There are no up-front checks that the compiled graphs will fit into the available memory on the Spyre cards. If the graphs are too large for the available memory, vllm will crash during model warmup.

These batch shapes must be configured with the VLLM_SPYRE_WARMUP_* environment variables. For example, to warm up two graph shapes for one single large request and four smaller requests you could use:

export VLLM_SPYRE_WARMUP_BATCH_SIZES=1,4
export VLLM_SPYRE_WARMUP_PROMPT_LENS=4096,1024

Note

The standard CLI args --max-num-seqs and --max-model-len are ignored for all pooling models, and prefix caching is not supported.

Caching Compiled Graphs

torch_sendnn supports caching compiled model graphs, which can vastly speed up warmup time when loading models in a distributed setting.
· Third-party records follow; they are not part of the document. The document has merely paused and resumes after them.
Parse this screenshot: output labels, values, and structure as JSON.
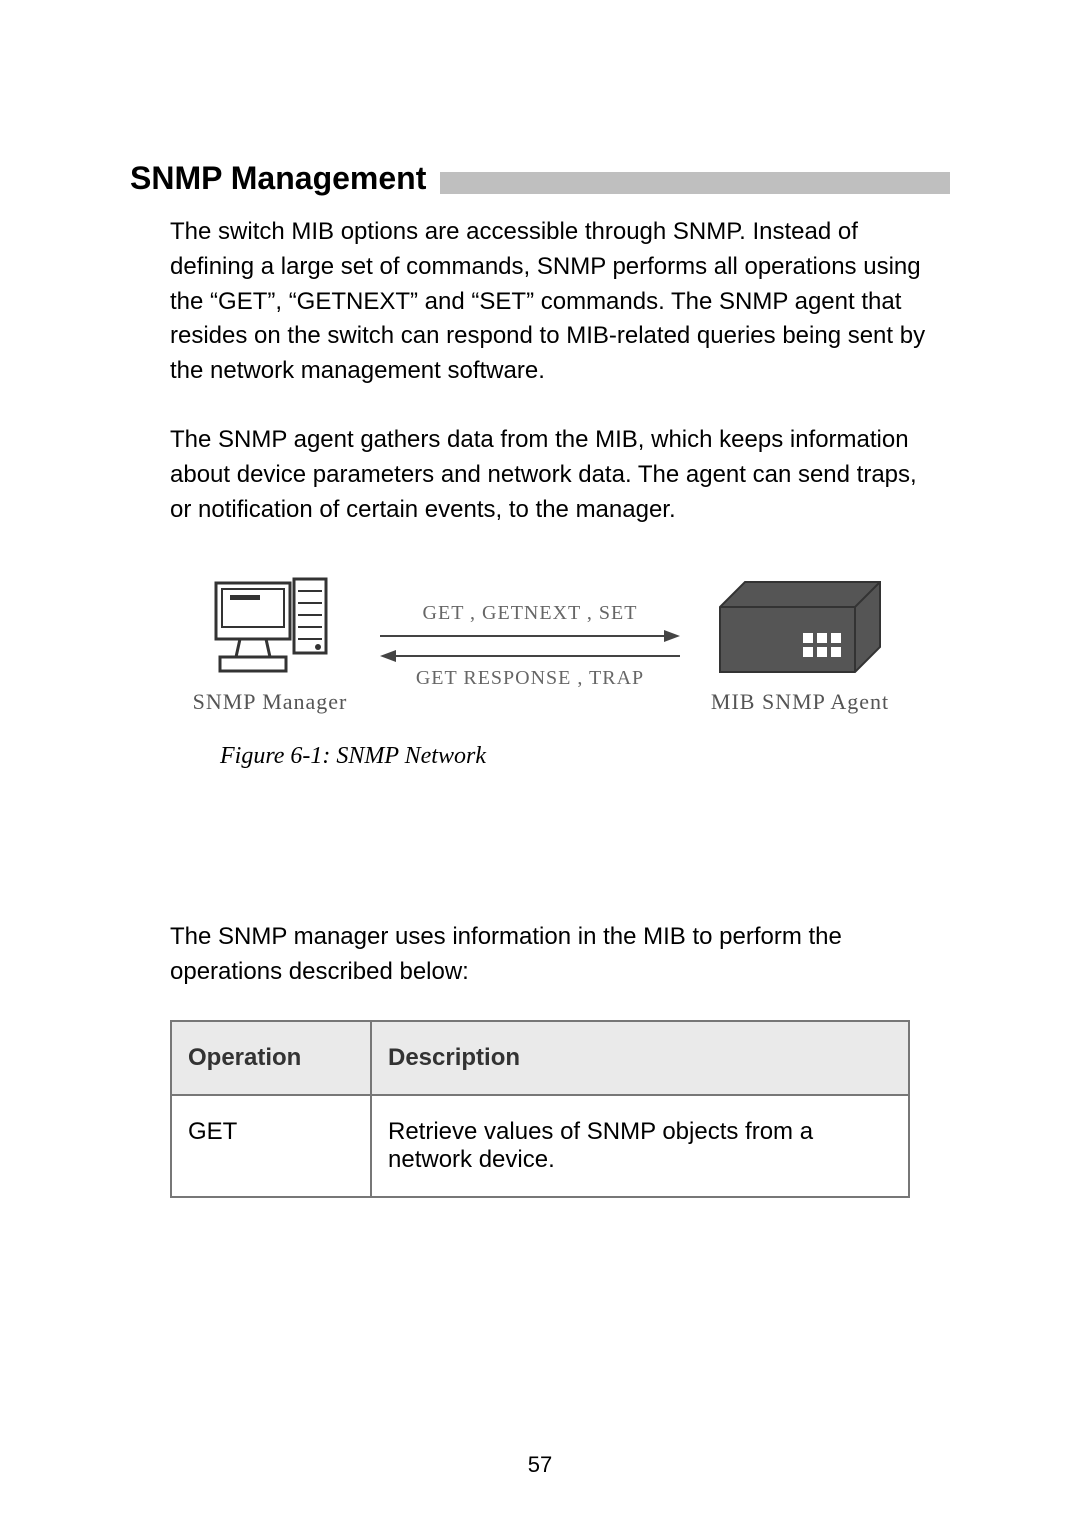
{
  "heading": "SNMP Management",
  "para1": "The switch MIB options are accessible through SNMP. Instead of defining a large set of commands, SNMP performs all operations using the “GET”, “GETNEXT” and “SET” commands. The SNMP agent that resides on the switch can respond to MIB-related queries being sent by the network management software.",
  "para2": "The SNMP agent gathers data from the MIB, which keeps information about device parameters and network data. The agent can send traps, or notification of certain events, to the manager.",
  "diagram": {
    "top_label": "GET , GETNEXT , SET",
    "bottom_label": "GET RESPONSE , TRAP",
    "left_label": "SNMP Manager",
    "right_label": "MIB SNMP Agent"
  },
  "caption": "Figure 6-1: SNMP Network",
  "para3": "The SNMP manager uses information in the MIB to perform the operations described below:",
  "table": {
    "headers": {
      "op": "Operation",
      "desc": "Description"
    },
    "rows": [
      {
        "op": "GET",
        "desc": "Retrieve values of SNMP objects from a network device."
      }
    ]
  },
  "page_number": "57"
}
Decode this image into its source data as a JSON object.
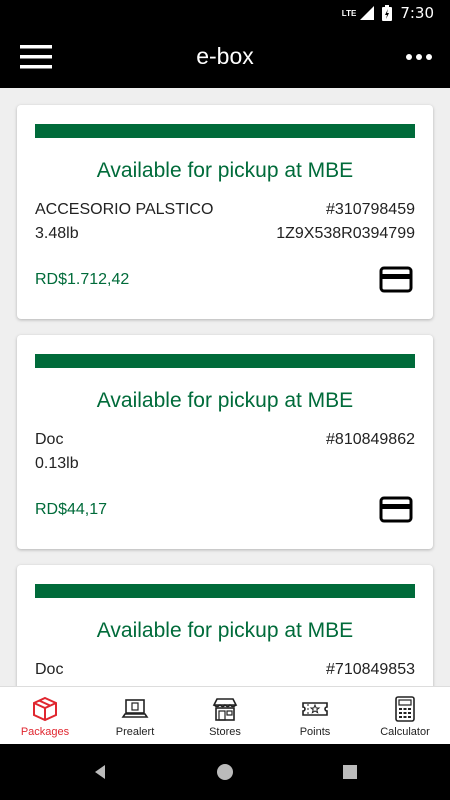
{
  "status_bar": {
    "network": "LTE",
    "time": "7:30"
  },
  "app_bar": {
    "title": "e-box",
    "menu_icon": "hamburger-menu-icon",
    "more_icon": "more-options-icon"
  },
  "packages": [
    {
      "status": "Available for pickup at MBE",
      "description": "ACCESORIO PALSTICO",
      "number": "#310798459",
      "weight": "3.48lb",
      "tracking": "1Z9X538R0394799",
      "price": "RD$1.712,42"
    },
    {
      "status": "Available for pickup at MBE",
      "description": "Doc",
      "number": "#810849862",
      "weight": "0.13lb",
      "tracking": "",
      "price": "RD$44,17"
    },
    {
      "status": "Available for pickup at MBE",
      "description": "Doc",
      "number": "#710849853",
      "weight": "",
      "tracking": "",
      "price": ""
    }
  ],
  "bottom_nav": [
    {
      "label": "Packages",
      "icon": "package-icon",
      "active": true
    },
    {
      "label": "Prealert",
      "icon": "laptop-icon",
      "active": false
    },
    {
      "label": "Stores",
      "icon": "store-icon",
      "active": false
    },
    {
      "label": "Points",
      "icon": "ticket-icon",
      "active": false
    },
    {
      "label": "Calculator",
      "icon": "calculator-icon",
      "active": false
    }
  ],
  "colors": {
    "accent": "#006b3a",
    "active_nav": "#e0262f",
    "app_bar": "#000000"
  }
}
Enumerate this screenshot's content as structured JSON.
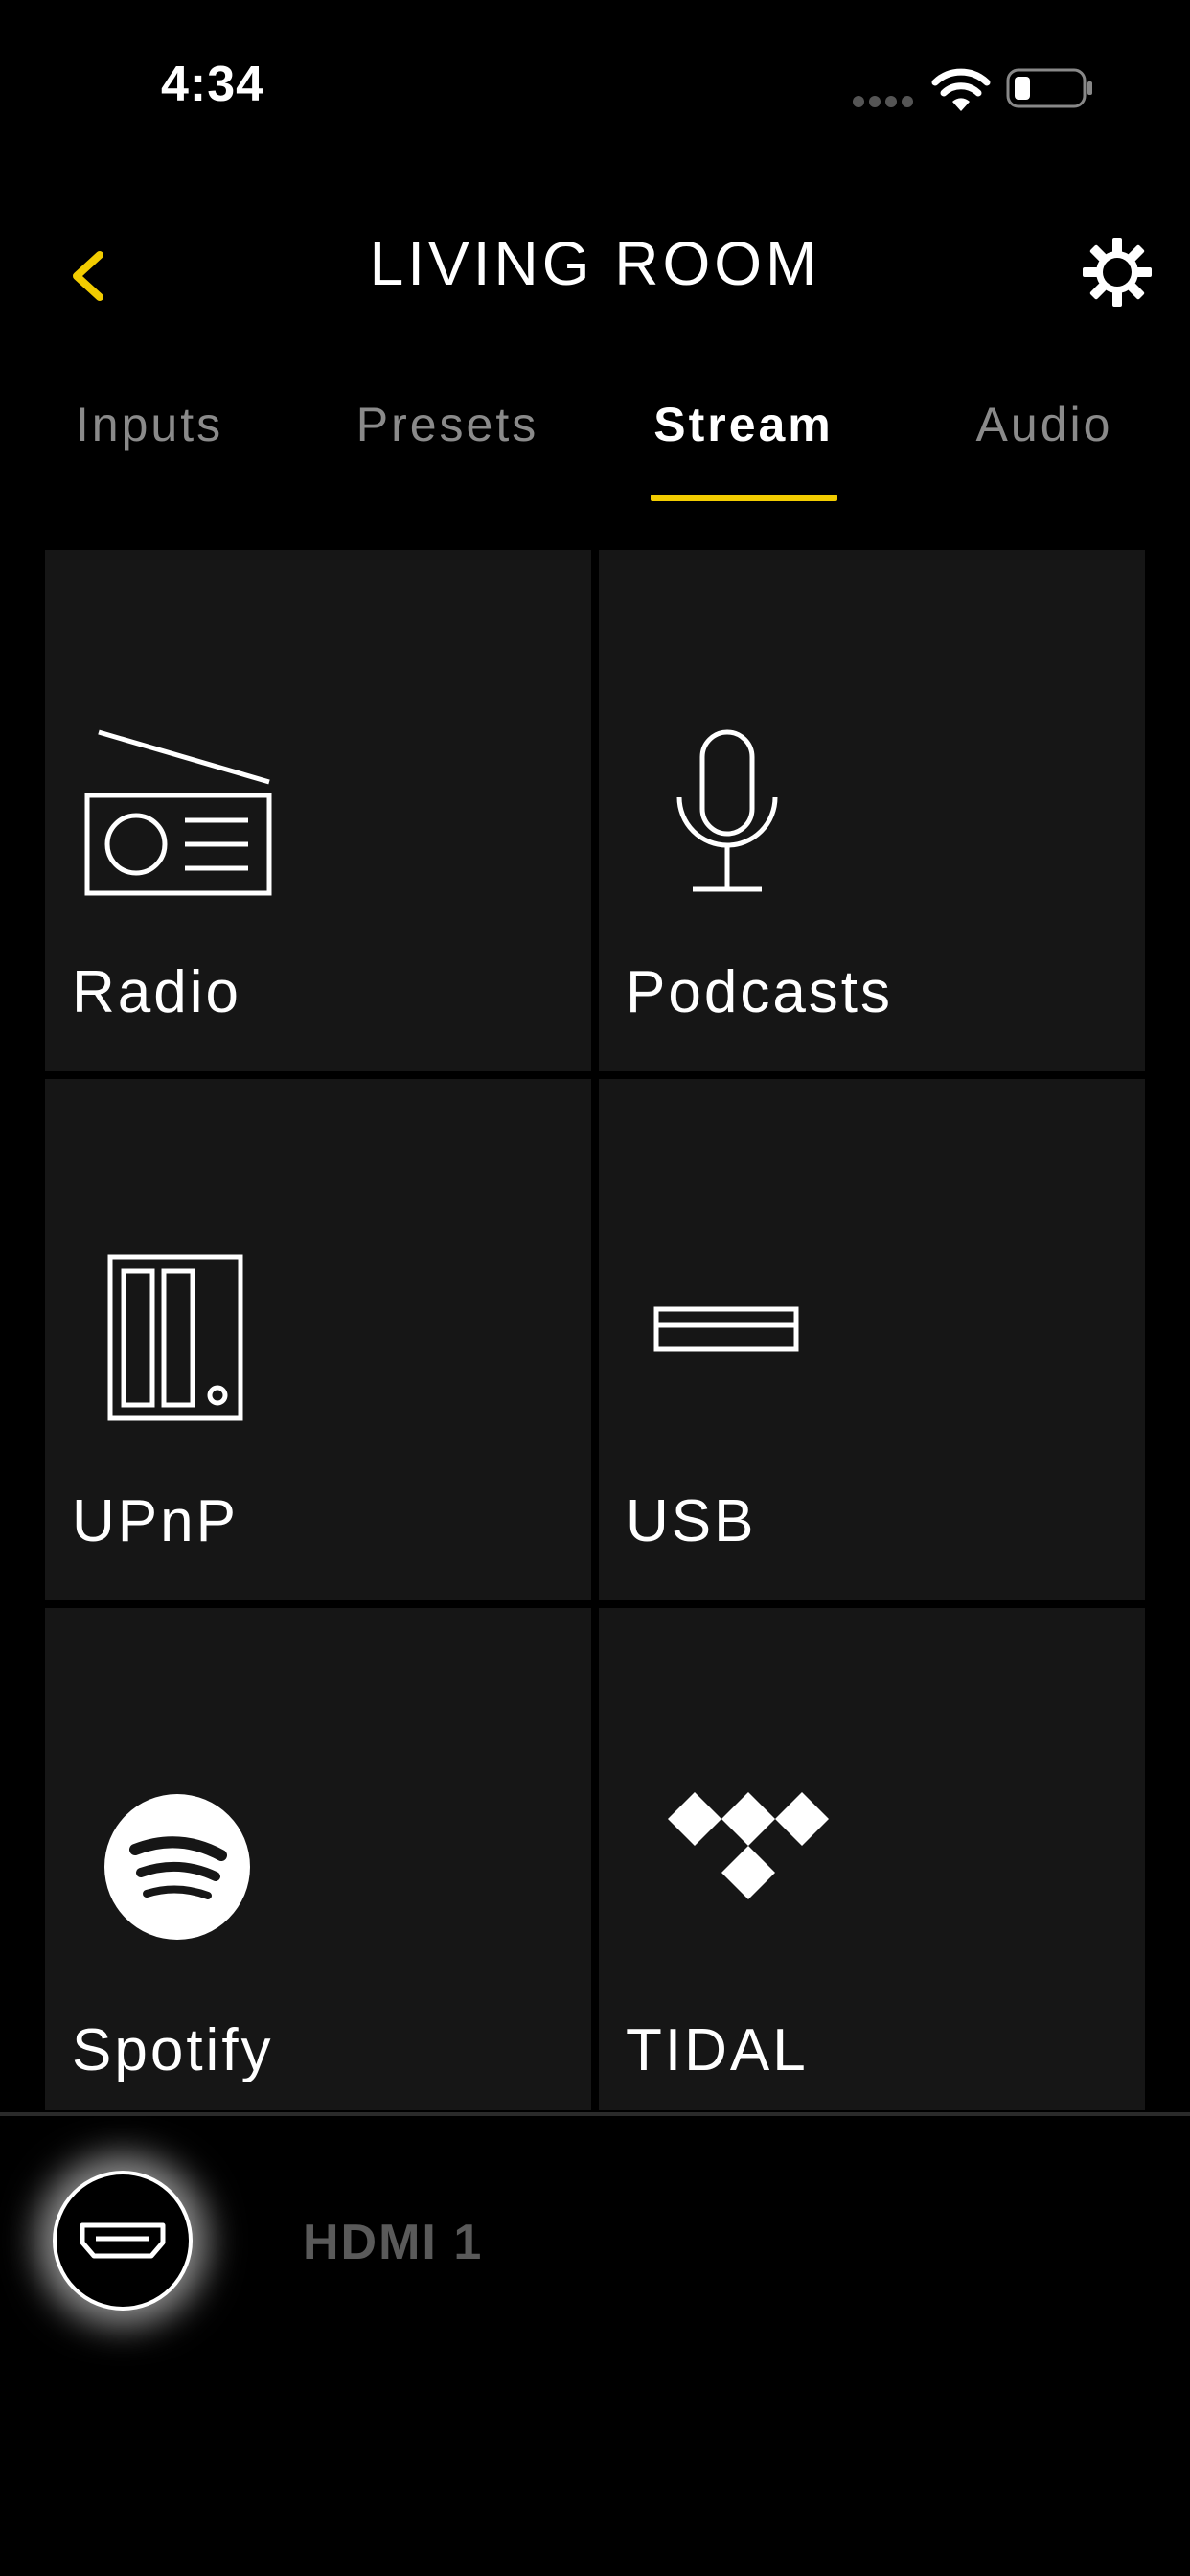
{
  "status_bar": {
    "time": "4:34"
  },
  "header": {
    "title": "LIVING ROOM",
    "back_icon": "chevron-left-icon",
    "settings_icon": "gear-icon",
    "accent_color": "#f2cc00"
  },
  "tabs": [
    {
      "label": "Inputs",
      "active": false
    },
    {
      "label": "Presets",
      "active": false
    },
    {
      "label": "Stream",
      "active": true
    },
    {
      "label": "Audio",
      "active": false
    }
  ],
  "tiles": [
    {
      "label": "Radio",
      "icon": "radio-icon"
    },
    {
      "label": "Podcasts",
      "icon": "microphone-icon"
    },
    {
      "label": "UPnP",
      "icon": "nas-drive-icon"
    },
    {
      "label": "USB",
      "icon": "usb-icon"
    },
    {
      "label": "Spotify",
      "icon": "spotify-icon"
    },
    {
      "label": "TIDAL",
      "icon": "tidal-icon"
    }
  ],
  "now_playing": {
    "source_icon": "hdmi-icon",
    "source_label": "HDMI 1"
  }
}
To enable this, set TORCH_SENDNN_CACHE_ENABLE=1 and configure TORCH_SENDNN_CACHE_DIR to a directory to hold the cache files. By default, this feature is disabled.

Require Precompiled Decoders

Model compilation can be resource intensive and disruptive in production environments. To mitigate this, artifacts stored in TORCH_SENDNN_CACHE_DIR can be persisted to a shared volume during pre-deployment. Requiring the server to load from the cache avoids unexpected recompilation on the inference server.

To enforce the use of precompiled models, set:

VLLM_SPYRE_REQUIRE_PRECOMPILED_DECODERS=1

and create an empty catalog file:

echo '{}' > ${TORCH_SENDNN_CACHE_DIR}/pre_compiled_cache_catalog.json

This configuration ensures that if a precompiled model is not found, an error will be raised. The catalog file is mandatory and serves as metadata for precompiled models in the cache. It enables the server to surface useful information and warnings in logs tagged with [PRECOMPILED_WARN].

Catalog checks inspect metadata of the launch configuration that affect the cached artifacts including:

  • vLLM configurations (tensor parallelism, batch size, static vs. continuous batching)
  • Library versions used during precompilation
  • Model name

If a matching entry is not found in the catalog, the server will still attempt to load from the cache. This allows precompiled models without catalog metadata to be used. However, if no precompiled model exists in the cache, the system will raise:

RuntimeError: Compilation disabled

Scripts to generate and update pre_compiled_cache_catalog.json will be provided in future releases.

Note

This feature is only available for generative models, pooling models are not supported.